Postać Batmana fascynuje z wielu powodów. Jednym z nich jest z pewnością
fakt, iż stanowi ona doskonały przykład archetypu Anioła (czy raczej Demona)
Zemsty. Można by się chyba nawet posunąć dalej i stwierdzić, iż Batman jest
reprezentacją pewnego marzenia, które przynajmniej czasami zdarza się każdemu
z nas: że gdzieś, głęboko w nas tkwi bestia zdolna w odpowiednim momencie
pojawić się i ku przerażeniu naszych prześladowców wymierzyć sprawiedliwość.

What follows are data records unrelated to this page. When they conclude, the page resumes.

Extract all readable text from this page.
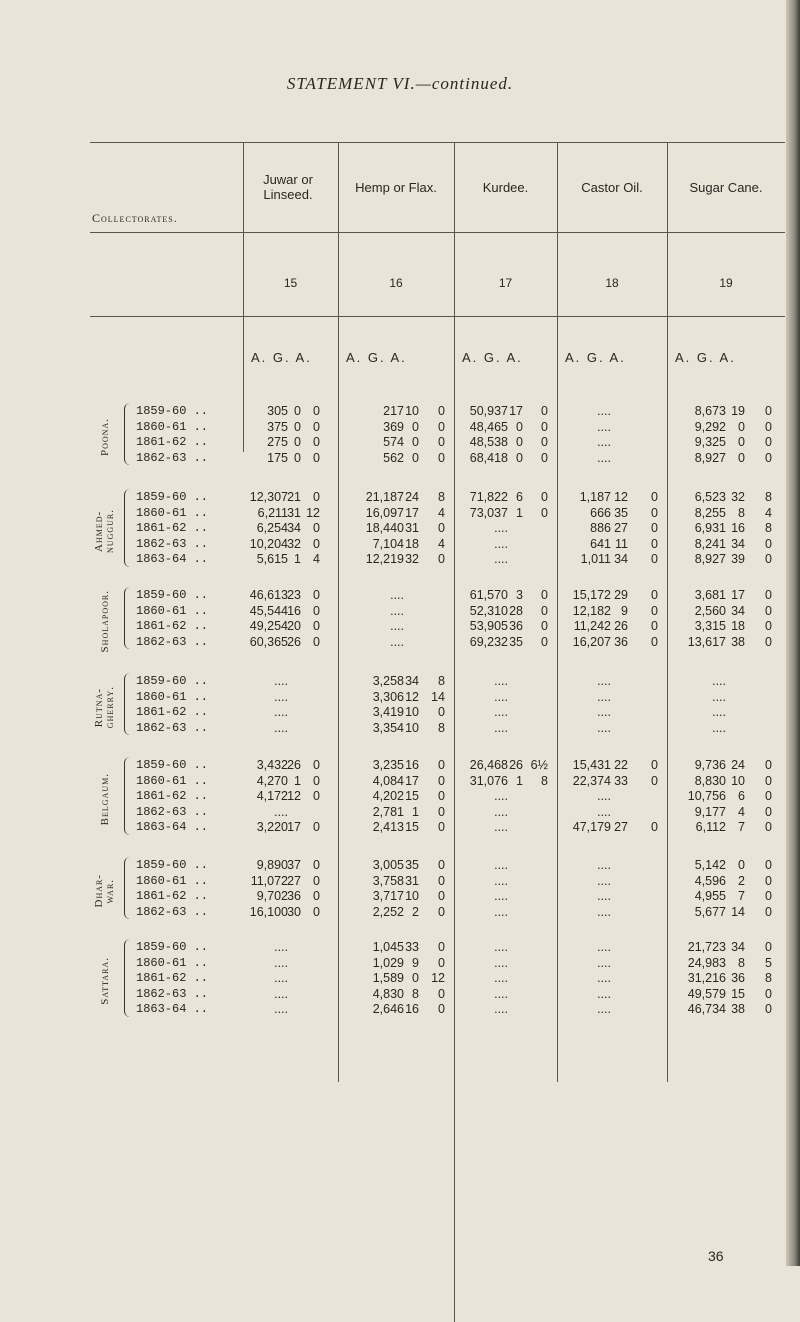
STATEMENT VI.—continued.
Collectorates.
Juwar or Linseed.
15
A. G. A.
Hemp or Flax.
16
A. G. A.
Kurdee.
17
A. G. A.
Castor Oil.
18
A. G. A.
Sugar Cane.
19
A. G. A.
Poona.
1859-60 ..	305 0 0	217 10 0 50,937 17 0	....	8,673 19 0
1860-61 ..	375 0 0	369 0 0 48,465 0 0	....	9,292 0 0
1861-62 ..	275 0 0	574 0 0 48,538 0 0	....	9,325 0 0
1862-63 ..	175 0 0	562 0 0 68,418 0 0	....	8,927 0 0
Ahmed-
nuggur.
1859-60 ..	12,307 21 0	21,187 24 8 71,822 6 0	1,187 12 0	6,523 32 8
1860-61 ..	6,211 31 12	16,097 17 4 73,037 1 0	666 35 0	8,255 8 4
1861-62 ..	6,254 34 0	18,440 31 0	....	886 27 0	6,931 16 8
1862-63 ..	10,204 32 0	7,104 18 4	....	641 11 0	8,241 34 0
1863-64 ..	5,615 1 4	12,219 32 0	....	1,011 34 0	8,927 39 0
Sholapoor. 1859-60 ..	46,613 23 0	....	61,570 3 0 15,172 29 0	3,681 17 0
1860-61 ..	45,544 16 0	....	52,310 28 0 12,182 9 0	2,560 34 0
1861-62 ..	49,254 20 0	....	53,905 36 0 11,242 26 0	3,315 18 0
1862-63 ..	60,365 26 0	....	69,232 35 0 16,207 36 0 13,617 38 0
Rutna-
gherry.
1859-60 ..	....	3,258 34 8	....	....	....
1860-61 ..	....	3,306 12 14	....	....	....
1861-62 ..	....	3,419 10 0	....	....	....
1862-63 ..	....	3,354 10 8	....	....	....
Belgaum.
1859-60 ..	3,432 26 0	3,235 16 0 26,468 26 6½ 15,431 22 0	9,736 24 0
1860-61 ..	4,270 1 0	4,084 17 0 31,076 1 8 22,374 33 0	8,830 10 0
1861-62 ..	4,172 12 0	4,202 15 0	....	....	10,756 6 0
1862-63 ..	....	2,781 1 0	....	....	9,177 4 0
1863-64 ..	3,220 17 0	2,413 15 0	....	47,179 27 0	6,112 7 0
Dhar-
war.
1859-60 ..	9,890 37 0	3,005 35 0	....	....	5,142 0 0
1860-61 ..	11,072 27 0	3,758 31 0	....	....	4,596 2 0
1861-62 ..	9,702 36 0	3,717 10 0	....	....	4,955 7 0
1862-63 ..	16,100 30 0	2,252 2 0	....	....	5,677 14 0
Sattara.
1859-60 ..	....	1,045 33 0	....	....	21,723 34 0
1860-61 ..	....	1,029 9 0	....	....	24,983 8 5
1861-62 ..	....	1,589 0 12	....	....	31,216 36 8
1862-63 ..	....	4,830 8 0	....	....	49,579 15 0
1863-64 ..	....	2,646 16 0	....	....	46,734 38 0
36
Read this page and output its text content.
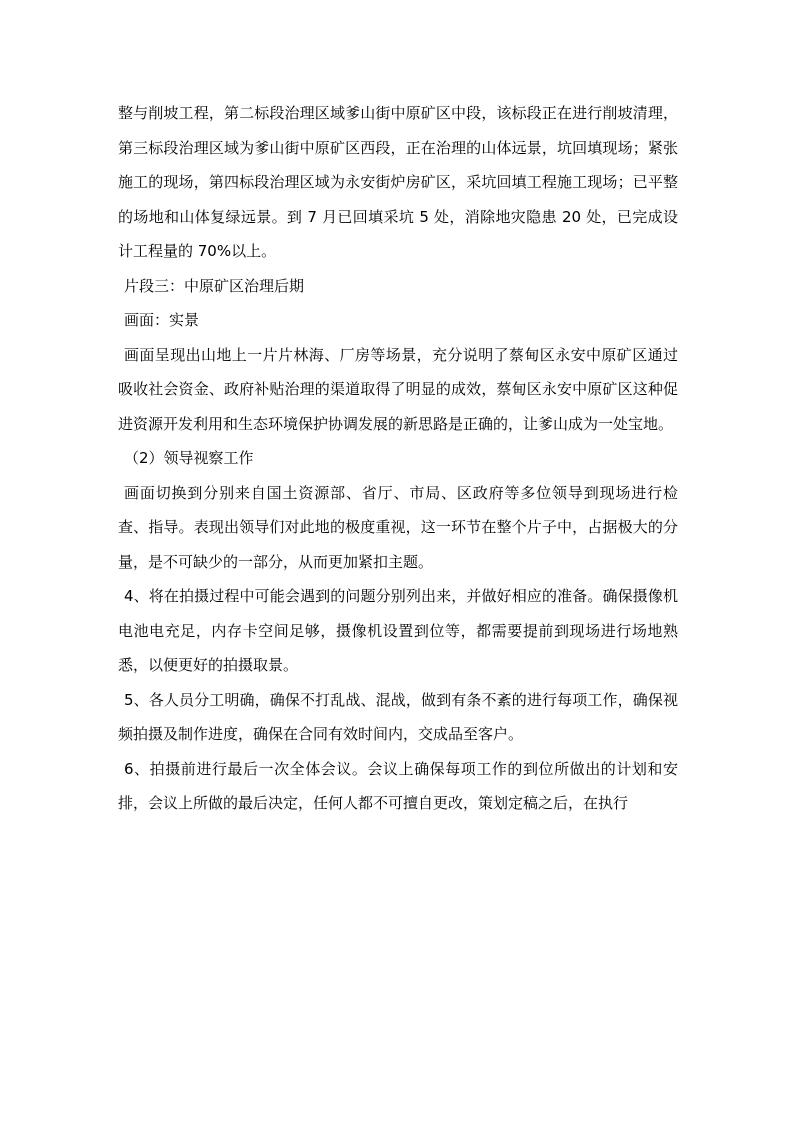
整与削坡工程，第二标段治理区域爹山街中原矿区中段，该标段正在进行削坡清理，第三标段治理区域为爹山街中原矿区西段，正在治理的山体远景，坑回填现场；紧张施工的现场，第四标段治理区域为永安街炉房矿区，采坑回填工程施工现场；已平整的场地和山体复绿远景。到 7 月已回填采坑 5 处，消除地灾隐患 20 处，已完成设计工程量的 70%以上。

片段三：中原矿区治理后期

画面：实景

画面呈现出山地上一片片林海、厂房等场景，充分说明了蔡甸区永安中原矿区通过吸收社会资金、政府补贴治理的渠道取得了明显的成效，蔡甸区永安中原矿区这种促进资源开发利用和生态环境保护协调发展的新思路是正确的，让爹山成为一处宝地。

（2）领导视察工作

画面切换到分别来自国土资源部、省厅、市局、区政府等多位领导到现场进行检查、指导。表现出领导们对此地的极度重视，这一环节在整个片子中，占据极大的分量，是不可缺少的一部分，从而更加紧扣主题。

4、将在拍摄过程中可能会遇到的问题分别列出来，并做好相应的准备。确保摄像机电池电充足，内存卡空间足够，摄像机设置到位等，都需要提前到现场进行场地熟悉，以便更好的拍摄取景。

5、各人员分工明确，确保不打乱战、混战，做到有条不紊的进行每项工作，确保视频拍摄及制作进度，确保在合同有效时间内，交成品至客户。

6、拍摄前进行最后一次全体会议。会议上确保每项工作的到位所做出的计划和安排，会议上所做的最后决定，任何人都不可擅自更改，策划定稿之后，在执行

Oczywiście sprawiedliwość w wielu przypadkach jest pojęciem nieostrym
i subiektywnym. Żeby zaprowadzić w społecznym współżyciu porządek ludzkość
stworzyła zatem
przepisy prawa. Doskonale jednak wiemy, że żadne prawo nie jest doskonałe
i nieraz jesteśmy świadkami jego bezradności. Czy dopuszczalne jest
wówczas działanie
wbrew przepisom, aby ukarać winnych? No i gdzie jest granica, między wymierzaniem
sprawiedliwości a samosądem? Pytania te legły zapewne u podstaw koncepcji postaci Batmana. Dlatego
właśnie nie wszystkie poczynania Nietoperza wydają się słuszne, a granica
między tym
co właściwe, a tym co niewłaściwe - wyjątkowo cienka. Dlatego też zazwyczaj
pojawia się motyw niezrozumienia misji Batmana przez społeczność Gotham:
zbyt często jego działania wydają się podobne do działań przestępców,
z którymi
walczy, zaś moralna ocena jego czynów zależy nieraz jedynie od interpretacji
motywów. Twórcy "The Tyrant" wykorzystali ten schemat (zniechęcony bezradnością
stróżów prawa Batman sam bierze sprawy w swoje ręce, przez co spotyka się z
niezrozumieniem lokalnej władzy i społeczności), przy czym odwrócili role.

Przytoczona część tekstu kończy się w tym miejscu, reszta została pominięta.